Canary Releases with Kubernetes

Kubernetes has an incredibly powerful workload selection mechanism which forms the basis of Kubernetes Services. With Kubernetes Services, we can select which pods belong to a routing group. Using this mechanism, we can include pods from more than one Kubernetes Deployment. We can use this approach to slowly introduce a canary deployment. The drawback for this approach is twofold:

  1. How fine-grained you can route traffic depends on how many pods you run from each deployment
  2. Out of the box, Kubernetes Services only load-balance L4 traffic (new connections)

With these drawbacks, to achieve 1% traffic routing, you will need 100 pods: 1 with the new (canary) deployment and the other 99 with the existing service. Using an approach with Gloo Edge, you have control down to the request and load-balancing level (not just connection level as in 2.) coming into the cluster. You can have 1 of the new service and 1 of the old service and still achieve 1% request canarying.

Traffic Shadowing for Canary Releases

A step you could perform before a percentage based canary of traffic is traffic shadowing. In this model, we don’t send a percentage of live traffic to the new service, but we send a percentage of shadowed traffic. With shadowed traffic, we make a copy of a request and send it to the new service, not the actual request. Responses get ignored. Gloo Edge supports traffic shadowing to add in Canary releases.

Canary traffic

Canary Releases with Gloo Edge

Gloo Edge supports a very powerful Canary mechanism through UpstreamGroups. Using UpstreamGroups we can specify very fine-grained traffic weight to control request by % of requests.

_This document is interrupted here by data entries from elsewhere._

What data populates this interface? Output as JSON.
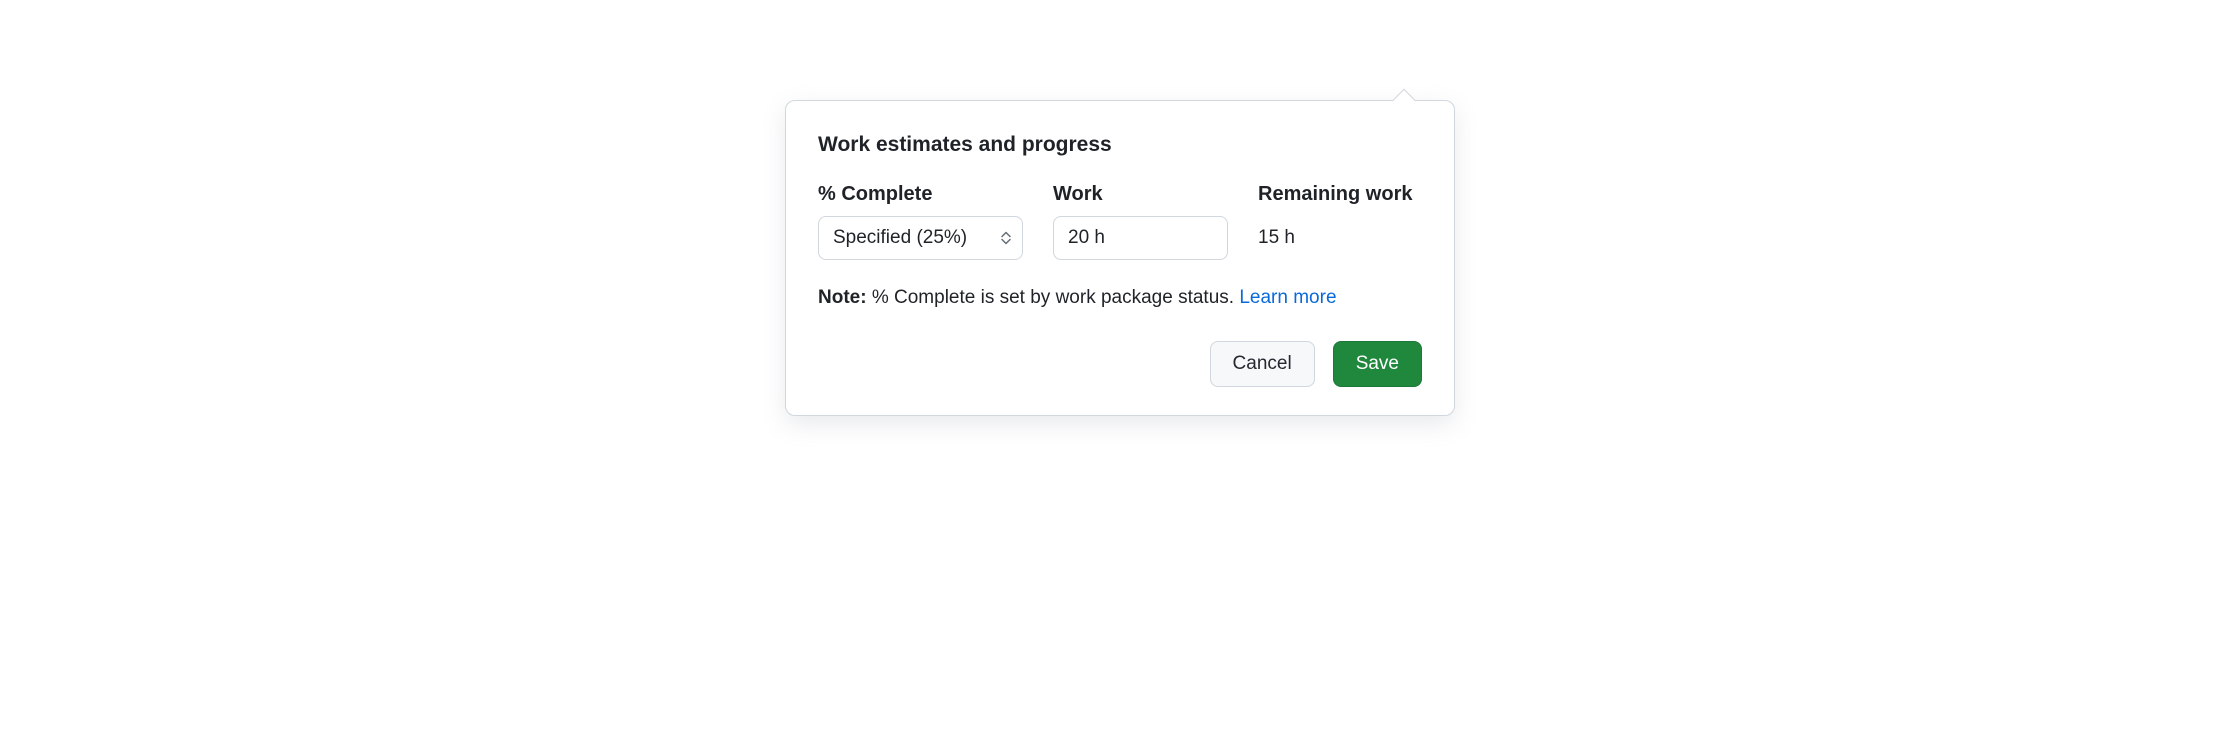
{
  "title": "Work estimates and progress",
  "fields": {
    "percent_complete": {
      "label": "% Complete",
      "value": "Specified (25%)"
    },
    "work": {
      "label": "Work",
      "value": "20 h"
    },
    "remaining_work": {
      "label": "Remaining work",
      "value": "15 h"
    }
  },
  "note": {
    "label": "Note:",
    "text": " % Complete is set by work package status. ",
    "learn_more": "Learn more"
  },
  "actions": {
    "cancel": "Cancel",
    "save": "Save"
  }
}
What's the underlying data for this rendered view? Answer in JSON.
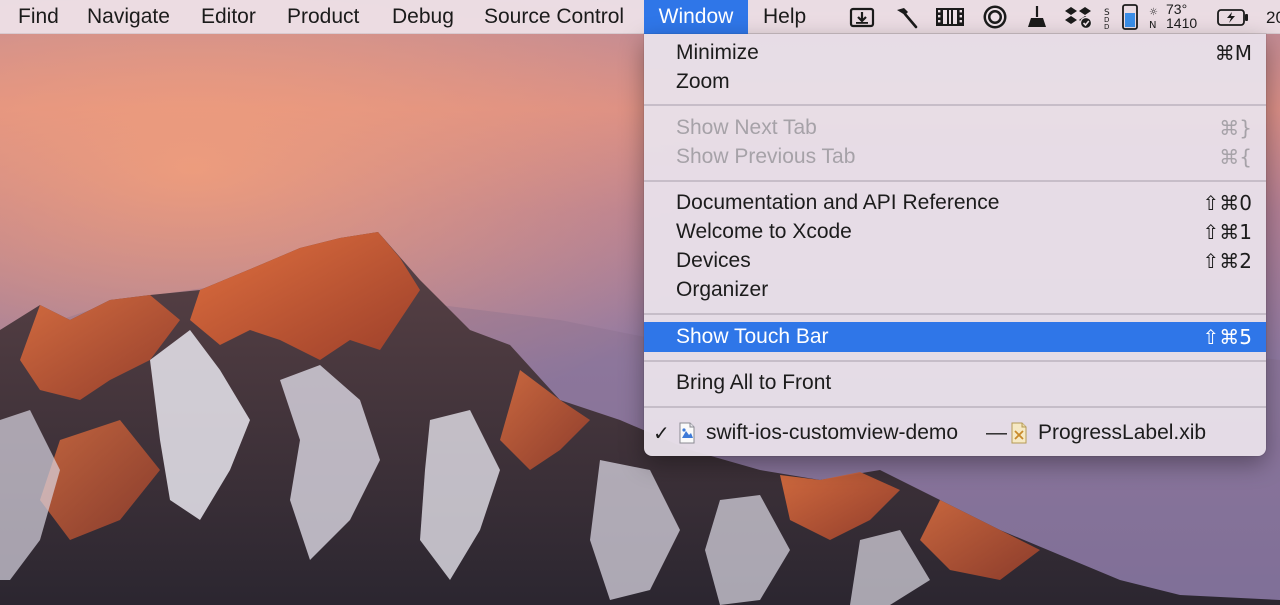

To try Canary Releases with Gloo Edge, check out the following resources including a three part blog series, webinar, and tutorial in a hosted demo or download and install the software to configure it yourself:

Canary Releases with Gloo Edge and Flagger

Flagger is an option for automated canary release. Flagger supports using Gloo Edge (using UpstreamGroups under the covers) to automatically roll out a Canary at increasing traffic weights for the new service at a controlled interval. Flagger also observes traffic metrics and will cancel a canary if it goes outside a specified threshold.